The effect of laser scanning strategies on the microstructure, texture and crystallography of grains exhibiting hot cracks in additively manufactured Hastelloy X

Abstract

In the present study, grain size and grains exhibiting hot cracks of laser powder bed fusion (LPBF) processed Hastelloy X as-built parts under two scanning strategies i.e., 90° and 45° rotation vectors have been characterized using electron back scattered diffraction (EBSD) technique. EBSD orientation maps revealed relatively finer grain size in 45° scanning strategy as compared to 90° scanning strategy. Laser scanning speed was found to be the governing parameter for variation in grain size as compared to laser power and energy density.
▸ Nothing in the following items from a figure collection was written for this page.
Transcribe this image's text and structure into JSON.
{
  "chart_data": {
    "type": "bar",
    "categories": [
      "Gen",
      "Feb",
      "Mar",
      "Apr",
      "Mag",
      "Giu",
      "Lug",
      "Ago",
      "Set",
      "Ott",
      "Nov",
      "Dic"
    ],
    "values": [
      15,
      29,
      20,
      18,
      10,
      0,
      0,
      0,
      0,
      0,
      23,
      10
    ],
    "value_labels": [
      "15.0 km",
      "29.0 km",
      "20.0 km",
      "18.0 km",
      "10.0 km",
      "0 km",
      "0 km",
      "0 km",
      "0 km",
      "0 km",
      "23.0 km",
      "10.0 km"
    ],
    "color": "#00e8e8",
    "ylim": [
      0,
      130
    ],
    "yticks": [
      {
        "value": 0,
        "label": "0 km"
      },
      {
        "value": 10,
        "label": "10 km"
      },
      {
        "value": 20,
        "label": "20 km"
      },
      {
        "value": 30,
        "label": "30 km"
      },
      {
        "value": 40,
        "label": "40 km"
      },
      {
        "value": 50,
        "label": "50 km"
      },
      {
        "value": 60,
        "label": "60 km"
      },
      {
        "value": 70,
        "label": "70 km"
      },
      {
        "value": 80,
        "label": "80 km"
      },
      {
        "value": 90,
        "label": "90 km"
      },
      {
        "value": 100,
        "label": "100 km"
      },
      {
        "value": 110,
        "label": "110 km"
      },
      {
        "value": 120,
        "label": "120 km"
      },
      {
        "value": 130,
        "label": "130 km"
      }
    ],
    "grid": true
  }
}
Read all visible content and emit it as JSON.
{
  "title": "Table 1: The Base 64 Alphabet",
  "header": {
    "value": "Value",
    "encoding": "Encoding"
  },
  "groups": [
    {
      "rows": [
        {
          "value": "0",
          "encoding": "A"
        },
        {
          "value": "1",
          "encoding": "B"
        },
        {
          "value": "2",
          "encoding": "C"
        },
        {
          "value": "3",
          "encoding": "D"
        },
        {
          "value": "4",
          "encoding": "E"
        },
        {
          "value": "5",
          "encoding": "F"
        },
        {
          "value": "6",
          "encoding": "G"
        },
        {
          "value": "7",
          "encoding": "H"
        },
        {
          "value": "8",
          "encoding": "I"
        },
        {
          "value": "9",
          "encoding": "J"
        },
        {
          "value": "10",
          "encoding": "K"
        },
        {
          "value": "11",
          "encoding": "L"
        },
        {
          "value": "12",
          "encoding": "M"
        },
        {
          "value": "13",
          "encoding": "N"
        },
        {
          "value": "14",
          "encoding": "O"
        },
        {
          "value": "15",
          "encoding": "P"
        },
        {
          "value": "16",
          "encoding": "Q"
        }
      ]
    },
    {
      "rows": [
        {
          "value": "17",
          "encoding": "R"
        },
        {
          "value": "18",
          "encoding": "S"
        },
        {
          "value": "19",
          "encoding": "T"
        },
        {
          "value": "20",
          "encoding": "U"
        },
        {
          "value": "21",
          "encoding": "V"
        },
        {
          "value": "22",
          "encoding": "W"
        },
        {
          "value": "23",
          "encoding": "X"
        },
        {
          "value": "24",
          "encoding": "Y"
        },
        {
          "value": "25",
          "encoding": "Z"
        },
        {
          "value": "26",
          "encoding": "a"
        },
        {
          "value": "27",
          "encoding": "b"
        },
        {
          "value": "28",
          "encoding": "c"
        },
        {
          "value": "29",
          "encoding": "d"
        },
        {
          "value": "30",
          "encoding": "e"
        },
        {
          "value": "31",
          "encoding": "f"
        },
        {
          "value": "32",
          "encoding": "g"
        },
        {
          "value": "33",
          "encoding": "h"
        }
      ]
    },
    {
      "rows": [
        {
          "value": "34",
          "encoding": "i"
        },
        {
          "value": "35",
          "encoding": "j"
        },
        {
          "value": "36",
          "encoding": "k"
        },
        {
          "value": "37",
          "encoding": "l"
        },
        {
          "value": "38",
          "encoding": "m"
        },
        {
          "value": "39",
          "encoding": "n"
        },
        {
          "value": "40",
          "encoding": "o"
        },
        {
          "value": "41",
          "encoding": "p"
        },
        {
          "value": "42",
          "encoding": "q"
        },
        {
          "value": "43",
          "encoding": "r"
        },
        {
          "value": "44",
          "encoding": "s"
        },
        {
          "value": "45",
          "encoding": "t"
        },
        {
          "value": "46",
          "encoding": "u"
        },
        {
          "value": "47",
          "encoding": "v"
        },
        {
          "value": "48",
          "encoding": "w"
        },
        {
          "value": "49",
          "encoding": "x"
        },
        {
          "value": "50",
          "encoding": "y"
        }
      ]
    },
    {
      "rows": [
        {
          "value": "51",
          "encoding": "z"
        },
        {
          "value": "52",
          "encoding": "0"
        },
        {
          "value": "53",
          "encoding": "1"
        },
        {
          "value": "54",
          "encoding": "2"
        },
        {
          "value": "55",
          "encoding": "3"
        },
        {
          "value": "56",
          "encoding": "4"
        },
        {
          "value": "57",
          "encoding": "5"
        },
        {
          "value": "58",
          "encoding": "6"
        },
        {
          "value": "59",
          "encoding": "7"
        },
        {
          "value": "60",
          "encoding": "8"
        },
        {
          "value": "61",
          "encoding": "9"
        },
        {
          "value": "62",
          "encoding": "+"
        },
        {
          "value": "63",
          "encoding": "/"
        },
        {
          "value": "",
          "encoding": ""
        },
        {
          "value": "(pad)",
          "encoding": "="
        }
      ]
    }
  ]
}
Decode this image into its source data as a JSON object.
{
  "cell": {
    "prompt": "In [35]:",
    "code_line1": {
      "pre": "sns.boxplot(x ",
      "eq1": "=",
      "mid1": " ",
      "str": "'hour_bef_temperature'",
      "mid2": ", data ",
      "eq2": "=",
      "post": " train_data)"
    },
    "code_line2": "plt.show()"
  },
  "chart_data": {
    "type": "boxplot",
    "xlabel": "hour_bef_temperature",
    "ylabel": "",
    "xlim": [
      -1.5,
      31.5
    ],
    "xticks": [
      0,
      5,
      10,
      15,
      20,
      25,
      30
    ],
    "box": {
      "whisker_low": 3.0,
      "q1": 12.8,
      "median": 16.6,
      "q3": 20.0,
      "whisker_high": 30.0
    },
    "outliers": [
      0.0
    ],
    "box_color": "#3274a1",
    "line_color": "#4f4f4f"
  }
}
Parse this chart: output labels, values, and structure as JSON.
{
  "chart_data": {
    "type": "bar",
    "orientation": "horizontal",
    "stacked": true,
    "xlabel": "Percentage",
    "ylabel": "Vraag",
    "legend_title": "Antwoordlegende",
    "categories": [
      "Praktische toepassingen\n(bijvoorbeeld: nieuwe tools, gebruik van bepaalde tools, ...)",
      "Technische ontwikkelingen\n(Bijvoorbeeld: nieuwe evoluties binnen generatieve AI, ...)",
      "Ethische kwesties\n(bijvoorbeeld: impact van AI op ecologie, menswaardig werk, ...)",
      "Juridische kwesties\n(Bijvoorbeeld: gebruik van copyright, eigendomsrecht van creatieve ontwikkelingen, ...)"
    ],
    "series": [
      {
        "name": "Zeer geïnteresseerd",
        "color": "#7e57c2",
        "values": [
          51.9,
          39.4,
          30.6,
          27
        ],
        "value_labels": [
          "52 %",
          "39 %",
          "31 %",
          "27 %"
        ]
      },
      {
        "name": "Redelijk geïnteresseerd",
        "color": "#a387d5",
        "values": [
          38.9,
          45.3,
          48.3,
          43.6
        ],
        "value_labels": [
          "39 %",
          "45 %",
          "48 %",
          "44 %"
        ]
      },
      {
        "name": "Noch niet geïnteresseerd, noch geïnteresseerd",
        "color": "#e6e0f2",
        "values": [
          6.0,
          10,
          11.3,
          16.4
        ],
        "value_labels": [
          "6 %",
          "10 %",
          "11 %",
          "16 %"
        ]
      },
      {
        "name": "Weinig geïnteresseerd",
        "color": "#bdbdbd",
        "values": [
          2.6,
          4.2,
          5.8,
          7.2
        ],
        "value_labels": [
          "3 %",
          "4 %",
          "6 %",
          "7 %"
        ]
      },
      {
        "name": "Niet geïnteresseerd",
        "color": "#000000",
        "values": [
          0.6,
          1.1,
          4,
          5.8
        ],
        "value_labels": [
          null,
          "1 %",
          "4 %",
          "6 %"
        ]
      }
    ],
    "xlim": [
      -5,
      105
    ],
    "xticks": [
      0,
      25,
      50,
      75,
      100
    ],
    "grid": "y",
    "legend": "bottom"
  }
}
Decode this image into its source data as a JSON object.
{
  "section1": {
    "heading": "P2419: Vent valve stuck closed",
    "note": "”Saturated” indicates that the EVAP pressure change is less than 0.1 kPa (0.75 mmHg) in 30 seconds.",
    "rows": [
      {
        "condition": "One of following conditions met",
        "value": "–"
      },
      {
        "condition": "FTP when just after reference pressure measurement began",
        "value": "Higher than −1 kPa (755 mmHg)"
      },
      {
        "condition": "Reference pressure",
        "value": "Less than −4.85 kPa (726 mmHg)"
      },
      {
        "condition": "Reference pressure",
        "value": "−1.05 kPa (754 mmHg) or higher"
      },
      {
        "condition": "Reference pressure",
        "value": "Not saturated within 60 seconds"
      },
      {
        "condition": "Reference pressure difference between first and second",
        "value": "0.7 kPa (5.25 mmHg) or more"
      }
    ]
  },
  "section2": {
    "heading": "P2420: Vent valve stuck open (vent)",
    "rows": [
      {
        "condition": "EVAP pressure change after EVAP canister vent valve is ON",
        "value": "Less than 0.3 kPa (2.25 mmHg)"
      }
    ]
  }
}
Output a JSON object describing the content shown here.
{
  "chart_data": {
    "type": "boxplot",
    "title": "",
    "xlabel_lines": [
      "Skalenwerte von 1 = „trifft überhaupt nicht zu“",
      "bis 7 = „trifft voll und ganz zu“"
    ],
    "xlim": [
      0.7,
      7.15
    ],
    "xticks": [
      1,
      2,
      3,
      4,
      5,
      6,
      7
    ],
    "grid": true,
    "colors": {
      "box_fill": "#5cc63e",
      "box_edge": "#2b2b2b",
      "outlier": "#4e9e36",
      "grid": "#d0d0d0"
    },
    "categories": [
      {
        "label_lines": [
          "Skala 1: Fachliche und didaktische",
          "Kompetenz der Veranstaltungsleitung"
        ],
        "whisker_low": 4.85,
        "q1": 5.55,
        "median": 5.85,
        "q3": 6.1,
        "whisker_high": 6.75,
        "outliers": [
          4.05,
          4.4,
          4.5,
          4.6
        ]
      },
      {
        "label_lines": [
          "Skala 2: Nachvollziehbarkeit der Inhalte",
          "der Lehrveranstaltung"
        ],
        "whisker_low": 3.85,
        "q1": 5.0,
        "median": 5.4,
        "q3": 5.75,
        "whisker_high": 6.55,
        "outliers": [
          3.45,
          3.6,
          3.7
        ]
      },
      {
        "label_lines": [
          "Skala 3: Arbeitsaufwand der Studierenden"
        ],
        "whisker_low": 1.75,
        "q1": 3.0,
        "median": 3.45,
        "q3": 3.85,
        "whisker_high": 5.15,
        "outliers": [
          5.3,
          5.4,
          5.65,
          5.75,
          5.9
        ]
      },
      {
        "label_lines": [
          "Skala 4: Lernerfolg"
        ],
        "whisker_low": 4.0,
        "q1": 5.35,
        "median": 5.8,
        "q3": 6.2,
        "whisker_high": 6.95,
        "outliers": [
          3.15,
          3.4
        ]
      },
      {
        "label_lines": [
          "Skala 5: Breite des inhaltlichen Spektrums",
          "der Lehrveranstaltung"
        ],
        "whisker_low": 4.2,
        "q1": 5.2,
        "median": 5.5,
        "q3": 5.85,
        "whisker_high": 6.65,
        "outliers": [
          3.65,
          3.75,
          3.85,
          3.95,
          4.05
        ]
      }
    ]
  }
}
Maximum crack density was observed at the highest value of energy density and it appears that energy density has more dominant effect on hot cracking tendency as compared to laser power. At the maximum value of the energy density under 45° scanning strategy, the preferred texture type changes from <001> to <111> orientation. EBSD orientation maps revealed that a specific combination of grains, one of which is stiffer as compared to other, is more susceptible for hot cracks. They are either Goss ({110}<001>), Brass ({110}<112>) or Copper ({112}<111>) oriented grains. It is proposed that these stiffer grains, with high elastic modulus and low capacity of tolerating higher magnitude of thermal strains, paves the way for relieving locked-in thermal stresses during LPBF process.